Starting with the first of October, keep it in complete darkness between 5 PM and 8 AM. If you expose it to light during this period, you may delay blooming. To block out the light, you can use an opaque material or even a box. Many gardeners choose to put the plants in a closet, but you need to make sure no light gets in at all. During daytime, move the plant to the sunny window and keep watering and fertilizing it.
In the last week of November, you need to stop the darkness treatment and let the plant stay next to the window. By now, you should already be seeing flower buds.

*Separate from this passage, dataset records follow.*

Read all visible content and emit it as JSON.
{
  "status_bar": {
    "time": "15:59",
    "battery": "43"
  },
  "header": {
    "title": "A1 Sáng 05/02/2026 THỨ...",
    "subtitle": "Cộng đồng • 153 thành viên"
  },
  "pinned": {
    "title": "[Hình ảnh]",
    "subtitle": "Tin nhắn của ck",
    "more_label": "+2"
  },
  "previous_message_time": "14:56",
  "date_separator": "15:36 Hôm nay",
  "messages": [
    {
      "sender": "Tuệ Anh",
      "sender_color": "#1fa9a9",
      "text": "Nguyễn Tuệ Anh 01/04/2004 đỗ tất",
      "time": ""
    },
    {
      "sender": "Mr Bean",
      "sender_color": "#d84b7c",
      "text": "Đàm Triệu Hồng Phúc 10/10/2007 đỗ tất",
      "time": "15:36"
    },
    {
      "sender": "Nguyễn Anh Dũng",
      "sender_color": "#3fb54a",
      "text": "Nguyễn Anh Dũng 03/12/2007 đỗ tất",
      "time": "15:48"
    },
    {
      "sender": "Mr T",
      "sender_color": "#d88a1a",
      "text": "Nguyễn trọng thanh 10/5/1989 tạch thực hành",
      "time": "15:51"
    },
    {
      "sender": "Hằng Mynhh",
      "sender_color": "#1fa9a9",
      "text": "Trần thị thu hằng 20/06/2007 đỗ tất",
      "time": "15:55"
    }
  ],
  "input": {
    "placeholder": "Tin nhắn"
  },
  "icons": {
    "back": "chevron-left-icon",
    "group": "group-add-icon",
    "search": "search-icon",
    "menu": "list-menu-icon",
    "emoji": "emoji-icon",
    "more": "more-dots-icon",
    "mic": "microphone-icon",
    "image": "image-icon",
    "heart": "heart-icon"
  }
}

As you’re slowly approaching Christmas, you should get ready to enjoy your poinsettia again. By the middle of the month, you should stop fertilizing the plant. Keep watering it and follow the same process you did when it was in bloom and you brought it home. If all goes well, the plant should bloom again.
6. Take Care of Yourself
All throughout the process, you need to be careful when you’re handling the plant. The plant family that comes with poinsettias, called Euphorbias, usually leaks a milky sap when you break it. A large number of people is sensitive to the substance, which usually causes a rash. Don’t rub your eyes after you handled the poinsettia. Wash your hands and don’t pinch or prune them with the bare hands. That’s why you need to take care of yourself first when learning how to care for a poinsettia plant.
7. What to Do If the Leaves Fall Off
It may happen that you notice the poinsettia leaves falling off. An important step in knowing how to care for a poinsettia plant is to correctly identify the signs that it’s ill. One of the common symptoms is represented by the leaves falling off. If this happens, you need to pinpoint a couple of possible causes. Most likely, the causes are some environmental factors. For example, the conditions in the room may be warm and dry.
Remember that the plant can also get stressed if it suffers drastic changes in a short period. It’s essential to keep it in a draft-free and cool area. Offer it enough water. If you see nothing works, then maybe you should consider getting a new plant and starting from scratch.
8. Is Poinsettia Poisonous?
There is this common misconception that poinsettia would be poisonous. For this reason, many people avoid taking proper care of the plant. Clearly, it’s not suitable for being eaten by pets, humans, or livestock. If you ingest poinsettia, most likely you will end up with a stomach upset, but this happens with most houseplants. Scientists have tested the plant repeatedly and found no evidence that it is toxic or unsafe to grow in the house. Moreover, you can safely add it to your compost as well.
Here you can watch a short clip that shows you how to care for a poinsettia plant step by step:
Poinsettia is a great plant not only around Christmas but all throughout the year. If you receive such a plant as a gift, it’s a good idea to learn how to care for a poinsettia plant on your own and keep it long after the holidays are over. The process isn’t a difficult one, but you will need to be patient and diligent with your efforts.